God! But it was cold! It was all right for the French. They were behind the vast defences of Ciudad Rodrigo, sheltered in the town’s houses and warmed by wide hearths, but the British and Portuguese troops were in the open. They slept by vast fires that died in the night and yesterday, at dawn, four Portuguese sentries had been discovered frozen, their greatcoats iced to the ground, dead by the river. Someone had tipped them in, breaking the Agueda’s thin ice, because no one wanted to dig graves.
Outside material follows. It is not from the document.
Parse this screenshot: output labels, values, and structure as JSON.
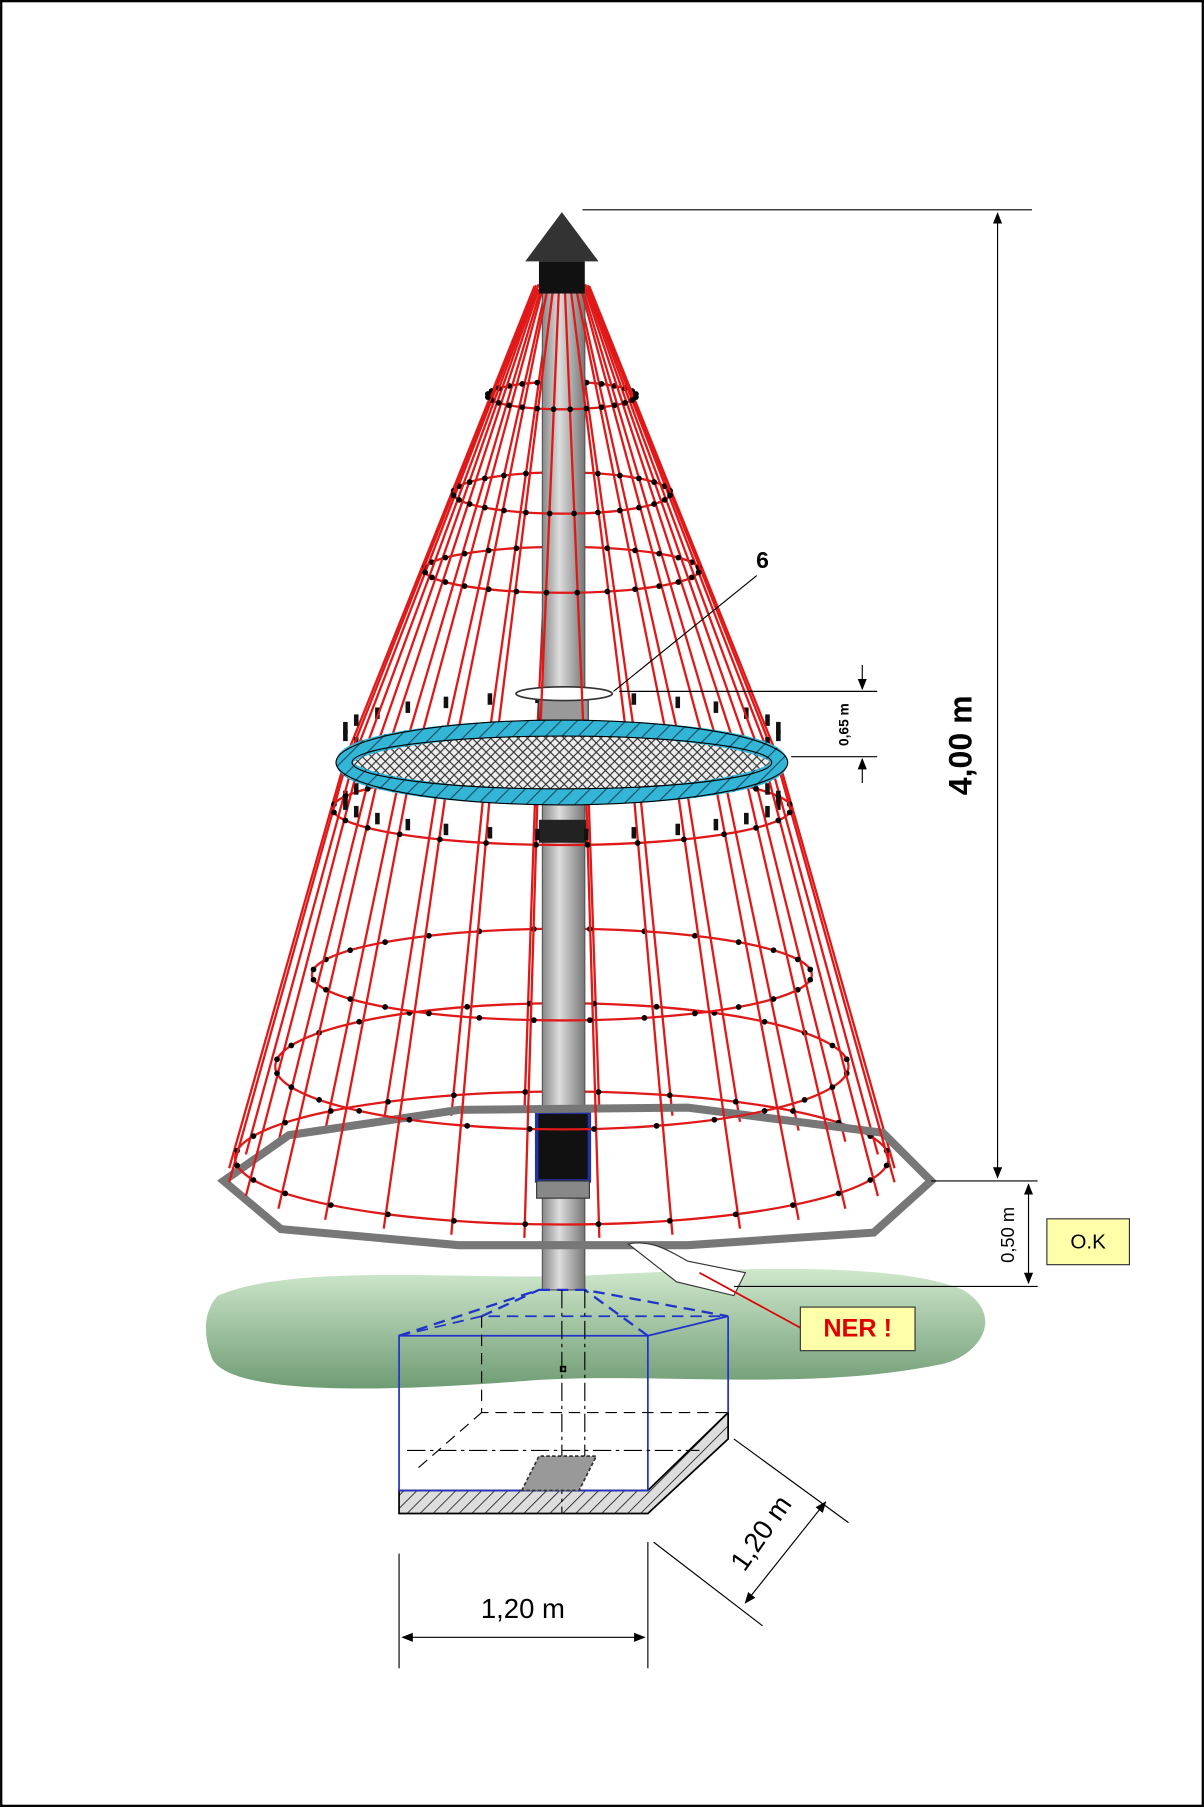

The army had taken its fill of digging; for twelve days they had done nothing else; batteries, parallels, saps and trenches, and they never wanted to dig again. They wanted to fight. They wanted to carry their long bayonets up the glacis of Ciudad Rodrigo, to go into the breach, to kill the French, and take those fires and houses for themselves. They wanted to be warm.

Sharpe, Captain of the South Essex’s Light Company, lay in the snow and stared through his telescope at the largest breach. He could not see much. Even from the hillside, five hundred yards from the town, the snow-covered slope of the glacis hid all but the top few feet of Ciudad Rodrigo’s main wall. He could see that the British guns had done damage and knew that the stones and rubble must have cascaded into the hidden ditch to make a crude ramp, perhaps a hundred feet wide, up which the attackers must climb to get into the heart of the fortress town. He wished he could see beyond the breach to the alleyways at the foot of the shot-scarred church tower that was so close to the walls. The French would be busy there, building new defences, siting fresh cannon, so that when the attack burst over the rubbled mound of the breach it would be met with precisely planned horror, flame and grapeshot, death in the night.